Known officially as the Joint Comprehensive Plan of Action (JCPOA), the deal between Tehran and major world powers forces Iran to open any site to inspectors within 24 days at most and introduced 24-hour remote surveillance at some sites.
Speaking at a rally in Indiana on Thursday Trump said tough inspections were still needed.
“We must be able to go to a site and check that site. We have to be able to go into their military bases to see whether or not they’re cheating,” he said.
The White House is demanding the existing inspection regime continue under the aegis of the International Atomic Energy Agency, the UN nuclear watchdog.

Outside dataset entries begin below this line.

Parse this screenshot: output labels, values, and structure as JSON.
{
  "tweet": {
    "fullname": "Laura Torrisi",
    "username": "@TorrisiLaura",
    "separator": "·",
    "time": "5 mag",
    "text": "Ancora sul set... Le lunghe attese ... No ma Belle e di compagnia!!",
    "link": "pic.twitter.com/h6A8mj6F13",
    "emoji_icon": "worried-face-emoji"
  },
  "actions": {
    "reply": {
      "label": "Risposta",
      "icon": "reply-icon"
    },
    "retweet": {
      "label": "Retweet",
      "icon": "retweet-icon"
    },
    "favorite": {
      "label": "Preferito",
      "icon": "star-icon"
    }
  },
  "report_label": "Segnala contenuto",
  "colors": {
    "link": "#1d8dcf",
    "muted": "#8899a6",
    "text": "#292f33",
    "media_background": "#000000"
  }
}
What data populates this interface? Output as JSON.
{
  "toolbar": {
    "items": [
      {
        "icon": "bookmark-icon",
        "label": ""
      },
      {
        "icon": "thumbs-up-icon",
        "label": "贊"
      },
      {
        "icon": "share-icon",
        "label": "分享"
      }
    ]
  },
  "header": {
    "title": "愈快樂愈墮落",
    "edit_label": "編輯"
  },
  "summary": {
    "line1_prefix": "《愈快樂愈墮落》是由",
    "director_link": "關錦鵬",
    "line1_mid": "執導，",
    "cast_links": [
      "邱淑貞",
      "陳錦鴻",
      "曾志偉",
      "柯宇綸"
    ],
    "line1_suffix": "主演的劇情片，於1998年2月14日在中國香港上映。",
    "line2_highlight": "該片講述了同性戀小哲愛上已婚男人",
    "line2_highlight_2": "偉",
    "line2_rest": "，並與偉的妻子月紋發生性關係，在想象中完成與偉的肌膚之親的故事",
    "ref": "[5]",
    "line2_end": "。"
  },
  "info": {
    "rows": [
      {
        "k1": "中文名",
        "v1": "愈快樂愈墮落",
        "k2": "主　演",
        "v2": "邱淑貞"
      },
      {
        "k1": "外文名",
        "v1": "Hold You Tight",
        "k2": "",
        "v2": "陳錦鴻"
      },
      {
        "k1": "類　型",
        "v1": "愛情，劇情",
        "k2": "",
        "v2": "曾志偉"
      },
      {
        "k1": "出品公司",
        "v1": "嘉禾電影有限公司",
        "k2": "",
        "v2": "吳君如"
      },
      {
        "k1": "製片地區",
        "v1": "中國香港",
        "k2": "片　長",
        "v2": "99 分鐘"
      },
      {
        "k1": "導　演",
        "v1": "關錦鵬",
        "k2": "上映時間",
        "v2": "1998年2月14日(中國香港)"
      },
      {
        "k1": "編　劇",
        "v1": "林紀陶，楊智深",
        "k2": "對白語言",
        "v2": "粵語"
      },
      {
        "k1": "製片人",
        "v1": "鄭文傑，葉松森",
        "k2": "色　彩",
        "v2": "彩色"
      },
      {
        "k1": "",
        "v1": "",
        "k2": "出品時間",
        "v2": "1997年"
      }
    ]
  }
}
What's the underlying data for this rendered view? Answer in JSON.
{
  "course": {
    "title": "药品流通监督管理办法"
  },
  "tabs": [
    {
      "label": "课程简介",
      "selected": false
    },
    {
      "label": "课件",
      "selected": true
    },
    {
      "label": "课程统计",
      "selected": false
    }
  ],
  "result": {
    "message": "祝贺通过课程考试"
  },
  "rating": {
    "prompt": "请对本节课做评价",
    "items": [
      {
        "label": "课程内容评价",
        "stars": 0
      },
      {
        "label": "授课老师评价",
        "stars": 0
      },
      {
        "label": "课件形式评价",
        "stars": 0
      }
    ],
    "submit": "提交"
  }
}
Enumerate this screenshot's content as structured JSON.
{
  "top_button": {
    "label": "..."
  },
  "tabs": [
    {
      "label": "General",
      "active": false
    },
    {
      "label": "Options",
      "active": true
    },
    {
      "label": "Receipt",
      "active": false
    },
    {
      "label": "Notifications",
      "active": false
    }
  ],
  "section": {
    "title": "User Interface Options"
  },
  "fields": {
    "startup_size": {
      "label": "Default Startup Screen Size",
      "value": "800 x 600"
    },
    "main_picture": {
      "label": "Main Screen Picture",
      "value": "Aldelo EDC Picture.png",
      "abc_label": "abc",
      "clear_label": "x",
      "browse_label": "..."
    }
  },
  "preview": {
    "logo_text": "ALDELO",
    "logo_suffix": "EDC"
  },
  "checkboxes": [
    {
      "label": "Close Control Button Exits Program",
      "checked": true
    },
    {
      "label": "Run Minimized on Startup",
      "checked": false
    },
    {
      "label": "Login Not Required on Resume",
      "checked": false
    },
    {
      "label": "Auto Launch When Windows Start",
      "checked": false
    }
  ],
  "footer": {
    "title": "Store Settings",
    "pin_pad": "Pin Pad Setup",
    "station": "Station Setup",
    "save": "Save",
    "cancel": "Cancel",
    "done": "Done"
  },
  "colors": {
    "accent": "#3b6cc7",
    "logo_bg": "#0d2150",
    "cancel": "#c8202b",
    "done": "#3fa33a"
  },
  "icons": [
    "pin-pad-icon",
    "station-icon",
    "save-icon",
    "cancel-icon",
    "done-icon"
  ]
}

“We expect Iran will continue to implement the Additional Protocol and cooperate with the IAEA whether or not the JCPOA remains in place,” one senior administration official told AFP.
A second official confirmed to AFP on Thursday that Washington still wanted the inspections.
Other signatories to the Iran deal — including Tehran, China and European powers — have vowed to press ahead with the agreement’s implementation.
However, Supreme Leader of the Islamic Revolution in Iran, Imam Sayyed Ali Khamenei said it was illogical that Tehran stays in the deal with other signatories without solid guarantees from the Europeans.
Since the nuclear accord was reached in 2015, the IAEA has carried out hundreds of inspections inside Iran, confirming that the Islamic Republic has been adhering to its nuclear-related commitments.